日本ハム渡辺諒内野手(23)が、ついに大爆発した。ソフトバンク14回戦(札幌ドーム)で、2打席連続本塁打を放った。2回は2年ぶりの1号ソロを左中間席に、3回は決勝の2号2ランをバックスクリーンに運んだ。過去4年間で1本塁打しか打っていなかった13年ドラフト1位が、5年目で初の1試合2アーチをマーク。チームの連敗を止める大仕事を果たした。

 13年ドラフトで外れ外れ外れ1位の大器が、やっと日の目を見た。文句なしのヒーローの座を勝ち取った渡辺は、プロ初のお立ち台で、たどたどしく言葉をつむいだ。「5年目で、この舞台に立つのが初めてなので、今日は本当に勝って良かったです。(2打席連発は)自分自身が一番びっくりしていると思います」。緊張で顔から首にかけて、汗でびっしょりとぬれたが、声援は心地よかった。

 価値の高い、インパクト十分の放物線を2本も描いた。2点を追う2回は150キロ直球をとらえ、左中間へ1号ソロ。同点の3回は、151キロ直球をバックスクリーンへ運ぶ決勝の勝ち越し2号2ランだ。「本当に、どちらも入ってくれたらいいなと思って走っていました」。2本目がスタンドへ着弾した瞬間は、激しくガッツポーズ。三塁側ベンチもお祭り騒ぎで出迎えた。
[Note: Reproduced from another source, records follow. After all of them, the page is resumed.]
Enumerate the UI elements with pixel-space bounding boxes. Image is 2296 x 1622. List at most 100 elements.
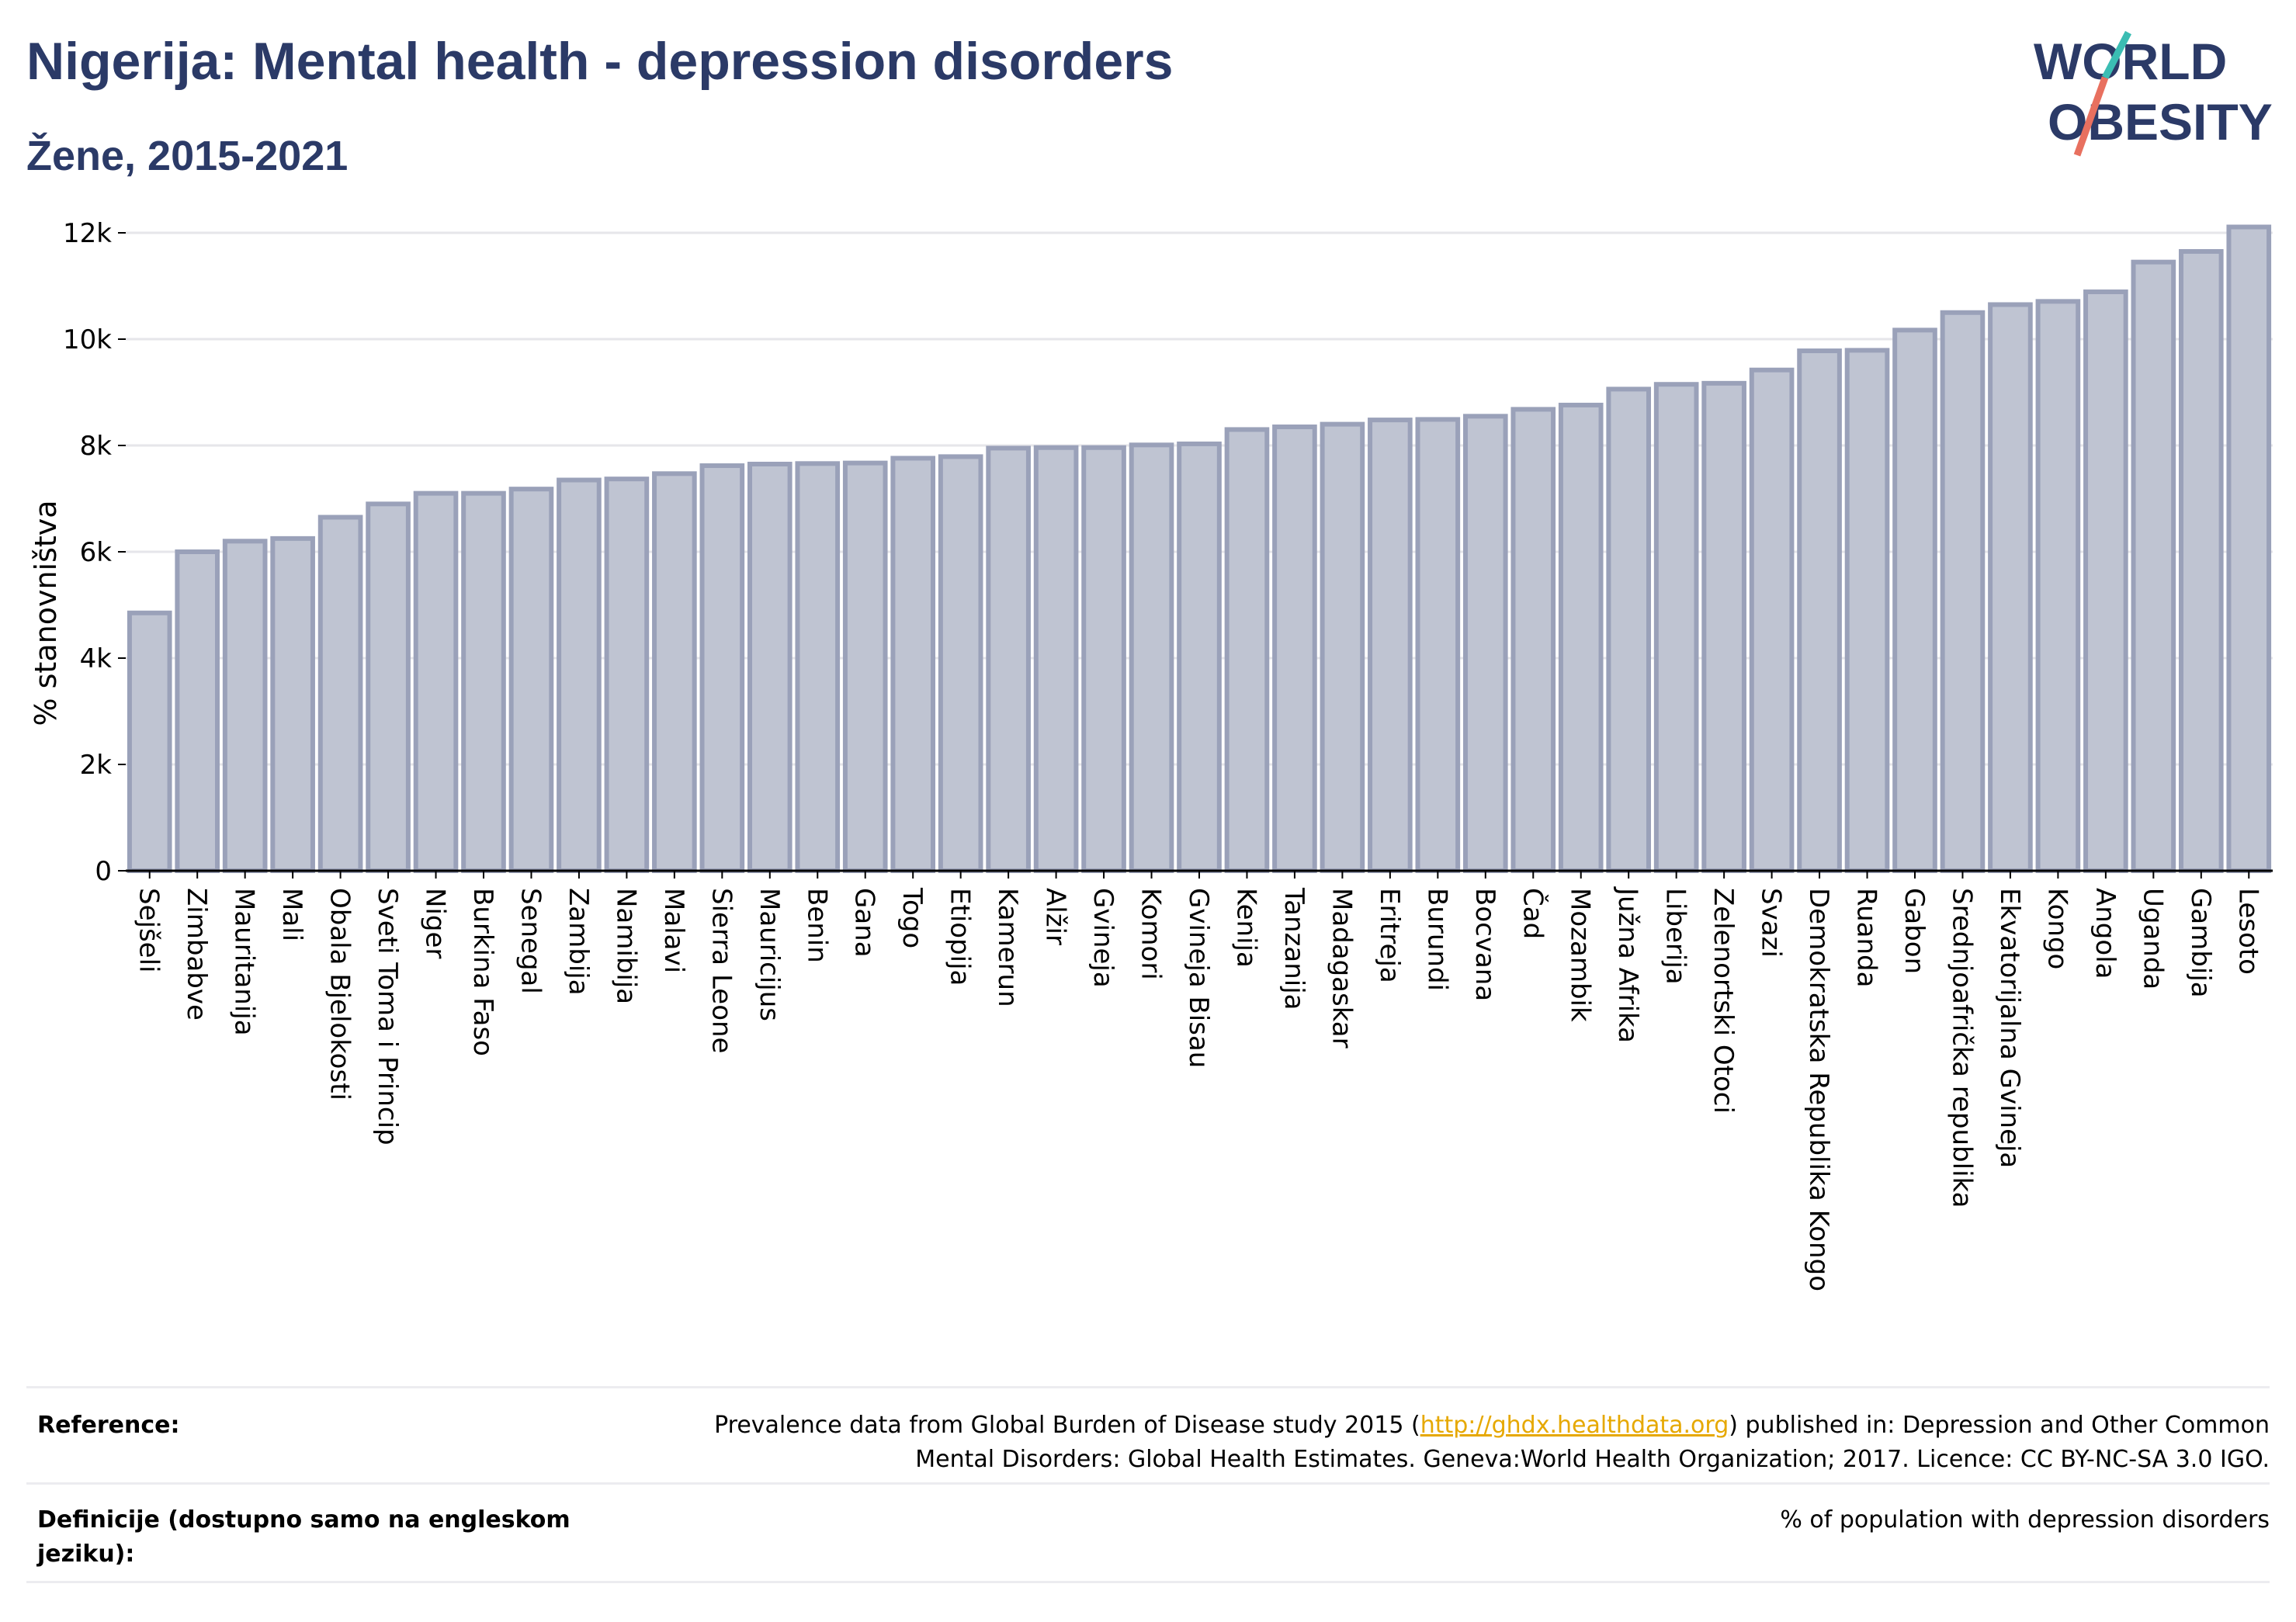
y-tick-label: 2k	[80, 750, 113, 781]
bars	[127, 224, 2272, 874]
bar	[795, 461, 841, 873]
bar	[317, 515, 363, 873]
chart-subtitle: Žene, 2015-2021	[26, 133, 349, 179]
reference-text: Prevalence data from Global Burden of Di…	[601, 1409, 2270, 1477]
bar	[986, 445, 1031, 873]
bar	[461, 490, 506, 874]
x-tick-label: Gambija	[2185, 888, 2216, 998]
x-tick-label: Gvineja Bisau	[1183, 888, 1214, 1068]
logo-line1: WORLD	[2034, 33, 2227, 90]
bar	[1892, 328, 1937, 874]
bar	[1749, 367, 1795, 874]
x-tick-label: Angola	[2090, 888, 2121, 979]
definition-row: Definicije (dostupno samo na engleskom j…	[26, 1482, 2270, 1583]
definition-label: Definicije (dostupno samo na engleskom j…	[37, 1506, 571, 1568]
y-tick-label: 6k	[80, 537, 113, 568]
x-tick-label: Zambija	[563, 888, 594, 996]
reference-text-before: Prevalence data from Global Burden of Di…	[714, 1412, 1420, 1439]
reference-text-after: ) published in: Depression and Other Com…	[1729, 1412, 2270, 1439]
bar	[1368, 418, 1413, 873]
bar	[1415, 417, 1461, 873]
bar	[1797, 348, 1842, 873]
bar	[938, 454, 983, 873]
reference-line2: Mental Disorders: Global Health Estimate…	[915, 1446, 2270, 1473]
x-tick-label: Bocvana	[1469, 888, 1500, 1001]
x-tick-label: Svazi	[1756, 888, 1787, 958]
definition-text: % of population with depression disorder…	[1780, 1506, 2270, 1534]
y-tick-label: 4k	[80, 643, 113, 674]
bar	[1320, 421, 1365, 873]
x-tick-label: Sierra Leone	[706, 888, 737, 1053]
x-tick-label: Madagaskar	[1326, 888, 1357, 1048]
x-tick-labels: Sejšeli Zimbabve Mauritanija Mali Obala Bjel…	[134, 871, 2263, 1291]
bar	[1033, 445, 1079, 873]
bar	[508, 487, 554, 873]
bar	[747, 461, 793, 873]
reference-row: Reference: Prevalence data from Global B…	[26, 1386, 2270, 1485]
x-tick-label: Niger	[420, 888, 451, 958]
bar	[1081, 445, 1126, 873]
bar	[1558, 402, 1604, 873]
x-tick-label: Južna Afrika	[1612, 886, 1643, 1043]
x-tick-label: Kongo	[2041, 888, 2072, 969]
bar	[1272, 425, 1317, 873]
logo-slash-teal	[2102, 30, 2131, 80]
x-tick-label: Ekvatorijalna Gvineja	[1994, 888, 2025, 1168]
x-tick-label: Gabon	[1899, 888, 1930, 974]
chart-title: Nigerija: Mental health - depression dis…	[26, 32, 1174, 91]
bar	[2131, 259, 2176, 873]
x-tick-label: Sveti Toma i Princip	[372, 888, 403, 1145]
x-tick-label: Gana	[849, 888, 880, 958]
x-tick-label: Sejšeli	[134, 888, 165, 972]
bar	[699, 463, 745, 873]
reference-link[interactable]: http://ghdx.healthdata.org	[1420, 1412, 1729, 1439]
bar	[175, 549, 220, 873]
x-tick-label: Čad	[1517, 888, 1549, 939]
y-tick-label: 10k	[63, 324, 112, 355]
bar	[2083, 289, 2128, 874]
bar	[1510, 407, 1556, 873]
bar	[890, 456, 936, 873]
x-tick-label: Komori	[1136, 888, 1167, 980]
bar	[1653, 382, 1699, 874]
bar	[604, 477, 650, 874]
bar	[557, 477, 602, 874]
x-tick-label: Mauritanija	[229, 888, 260, 1036]
bar	[652, 471, 697, 873]
x-tick-label: Etiopija	[945, 888, 976, 986]
y-axis-label: % stanovništva	[29, 500, 63, 726]
x-tick-label: Liberija	[1660, 888, 1691, 985]
x-tick-label: Kamerun	[992, 888, 1023, 1007]
y-tick-label: 12k	[63, 218, 112, 249]
logo-slash-coral	[2073, 76, 2109, 157]
bar	[1606, 386, 1652, 873]
bar	[1129, 442, 1174, 873]
bar	[1462, 414, 1508, 873]
x-tick-label: Eritreja	[1374, 888, 1405, 983]
x-tick-label: Namibija	[610, 888, 641, 1004]
reference-label: Reference:	[37, 1412, 180, 1439]
x-tick-label: Burundi	[1421, 888, 1452, 991]
y-tick-label: 8k	[80, 431, 113, 462]
x-tick-label: Srednjoafrička republika	[1946, 888, 1977, 1208]
x-tick-label: Tanzanija	[1278, 887, 1309, 1010]
x-tick-label: Togo	[897, 887, 928, 948]
bar	[1844, 348, 1890, 873]
x-tick-label: Zelenortski Otoci	[1708, 888, 1739, 1114]
x-tick-label: Mali	[276, 888, 307, 941]
bar	[1988, 302, 2033, 874]
bar	[2178, 248, 2224, 874]
bar	[222, 539, 268, 873]
x-tick-label: Burkina Faso	[467, 888, 498, 1056]
x-tick-label: Mauricijus	[754, 888, 785, 1021]
bar	[1177, 441, 1222, 873]
bar	[413, 490, 459, 874]
bar	[2226, 224, 2272, 873]
x-tick-label: Mozambik	[1565, 888, 1596, 1022]
x-tick-label: Obala Bjelokosti	[324, 888, 355, 1100]
bar	[842, 460, 888, 873]
x-tick-label: Demokratska Republika Kongo	[1803, 888, 1834, 1291]
bar	[270, 535, 315, 873]
x-tick-label: Kenija	[1230, 888, 1261, 968]
x-tick-label: Senegal	[515, 888, 546, 994]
 プロ入り後は、悔しすぎる道のりを歩んできた。1年目から右踵腓靱帯(じんたい)を断裂するなど、故障に苦しみ、伸び悩んだ。若手を積極起用する日本ハムでも、同世代の石川亮や後輩の清水らに先を越された。他球団でもソフトバンク上林ら同じ年代の選手が、次々と1軍定着を果たしていた。「若い人が活躍するのをテレビで見て、自分自身も札幌で活躍したいと思っていた」。2軍の千葉・鎌ケ谷にある勇翔寮で悔しさは日々たまっていた。誓っていた、1軍本拠地での大暴れを、ついに果たした。

 栗山監督も、渡辺の躍動を待っていた1人だ。「一生懸命やっている人の『しでかせる大きさ』を見せてくれた。ある意味、ナベ(渡辺)で勝った試合。よくやってくれた」と、絶賛した。大阪で嫌な流れに乗りかけたチームも、連敗が止まった。渡辺は「打つ方でアピールしなきゃいけない立場。ホームランバッターじゃないので、これからも思い切って強い打球を打っていきたい」。遅れてきた13年ドラフト1位が、覚醒の予感だ。【木下大輔】

 ◆13年ドラフトVTR 日本ハムは1位指名で5球団が競合した楽天松井、3球団競合の元DeNA柿田、2球団競合の阪神岩貞の3投手の抽選にいずれも敗れ、4度目の指名が内野手の渡辺だった。会議開始から45分後の1位確定となった。